Do bardzo niebezpiecznej sytuacji doszło w trakcie niedzielnego meczu belgijskiej ekstraklasy piłkarskiej na stadionie Royal Charleroi. Kibice Standardu Liege znaleźli pod swoimi siedzeniami zdalnie sterowane race i bomby dymne. Trybuny zostały częściowo ewakuowane. Na miejscu pojawiła się jednostka specjalizująca się w rozbrajaniu materiałów wybuchowych i pies tropiący.

W niedzielę odbył się mecz belgijskiej ekstraklasy piłkarskiej pomiędzy zaciekłymi rywalami - Royalem Charleroi i Standardem Liege. 

Emocje sportowe sięgały zenitu - gospodarze, czyli drużyna Royal Charleroi, ostatecznie zwyciężyła 1:0. 

Prawdziwy dramat rozegrał się jednak na trybunach. 

Jeden z kibiców gości zauważył, że jego siedzenie nie jest prawidłowo zamocowane. 

Jak się później okazało, pod siedzeniami kibiców Standardu Liege ktoś umieścił zdalnie sterowane race i bomby dymne.  

Znaleziono i zneutralizowano łącznie 14 urządzeń domowej roboty. Urządzenia składały się z bomb dymnych podłączonych do zdalnego systemu zapłonu - poinformowała prokuratura w Charleroi.

Gdyby urządzenia wybuchły, mogłyby spowodować poważne oparzenia. 
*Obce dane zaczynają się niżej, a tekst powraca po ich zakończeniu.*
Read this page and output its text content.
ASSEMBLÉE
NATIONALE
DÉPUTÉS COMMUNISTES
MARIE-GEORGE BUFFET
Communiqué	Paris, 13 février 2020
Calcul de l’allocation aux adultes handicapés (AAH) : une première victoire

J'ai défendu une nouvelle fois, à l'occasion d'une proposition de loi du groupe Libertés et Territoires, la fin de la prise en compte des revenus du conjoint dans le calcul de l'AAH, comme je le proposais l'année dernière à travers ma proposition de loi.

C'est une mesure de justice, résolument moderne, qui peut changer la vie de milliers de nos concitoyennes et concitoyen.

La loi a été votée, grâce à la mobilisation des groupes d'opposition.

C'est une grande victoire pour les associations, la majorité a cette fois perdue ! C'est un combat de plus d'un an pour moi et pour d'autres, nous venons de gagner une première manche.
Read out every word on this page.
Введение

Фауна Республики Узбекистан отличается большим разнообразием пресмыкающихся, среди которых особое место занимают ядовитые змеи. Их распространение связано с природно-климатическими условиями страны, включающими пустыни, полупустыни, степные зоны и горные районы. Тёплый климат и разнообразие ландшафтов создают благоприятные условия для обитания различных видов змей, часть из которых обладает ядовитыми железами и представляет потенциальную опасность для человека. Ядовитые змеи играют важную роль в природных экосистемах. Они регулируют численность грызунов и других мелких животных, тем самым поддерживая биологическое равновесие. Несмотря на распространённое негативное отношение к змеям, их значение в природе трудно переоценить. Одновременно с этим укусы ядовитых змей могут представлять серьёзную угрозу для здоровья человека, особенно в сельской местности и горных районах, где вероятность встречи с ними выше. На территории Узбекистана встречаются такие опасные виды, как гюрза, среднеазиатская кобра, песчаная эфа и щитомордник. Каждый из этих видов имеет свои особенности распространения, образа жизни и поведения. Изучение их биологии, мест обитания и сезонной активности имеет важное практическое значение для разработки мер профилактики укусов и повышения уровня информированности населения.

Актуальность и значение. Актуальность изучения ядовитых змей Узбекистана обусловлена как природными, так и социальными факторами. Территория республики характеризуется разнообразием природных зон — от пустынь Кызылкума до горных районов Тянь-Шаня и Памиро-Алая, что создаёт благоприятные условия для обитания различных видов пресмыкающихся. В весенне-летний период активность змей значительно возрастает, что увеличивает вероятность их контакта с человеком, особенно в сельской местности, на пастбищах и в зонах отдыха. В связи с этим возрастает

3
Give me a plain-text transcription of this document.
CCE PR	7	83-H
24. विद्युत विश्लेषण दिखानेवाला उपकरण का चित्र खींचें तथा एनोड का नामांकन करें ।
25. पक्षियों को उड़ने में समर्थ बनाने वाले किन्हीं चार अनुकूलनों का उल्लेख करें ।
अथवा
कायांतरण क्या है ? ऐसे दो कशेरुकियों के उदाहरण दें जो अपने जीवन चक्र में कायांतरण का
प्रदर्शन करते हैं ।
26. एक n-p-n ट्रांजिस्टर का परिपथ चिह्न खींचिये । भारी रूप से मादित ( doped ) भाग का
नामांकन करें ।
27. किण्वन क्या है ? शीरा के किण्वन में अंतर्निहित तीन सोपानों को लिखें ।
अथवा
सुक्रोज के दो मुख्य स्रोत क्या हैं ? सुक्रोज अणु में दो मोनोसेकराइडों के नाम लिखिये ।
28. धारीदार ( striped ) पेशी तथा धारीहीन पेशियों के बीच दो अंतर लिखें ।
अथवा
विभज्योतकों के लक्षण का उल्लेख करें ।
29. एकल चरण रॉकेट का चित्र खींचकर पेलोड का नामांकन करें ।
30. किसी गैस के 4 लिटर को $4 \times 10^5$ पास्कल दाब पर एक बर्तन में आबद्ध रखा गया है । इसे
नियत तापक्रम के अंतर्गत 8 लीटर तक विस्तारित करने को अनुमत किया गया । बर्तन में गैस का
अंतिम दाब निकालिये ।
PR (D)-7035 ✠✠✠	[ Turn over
Prokuratura wszczęła śledztwo w sprawie "próby podpalenia budynku, w którym przebywali ludzie". Na razie nikt nie został aresztowany. 

Mecze pomiędzy Royalem Charleroi i Standardem Liego zwane są derbami Walonii i od dawna towarzyszą im chuligańskie wybryki kibiców.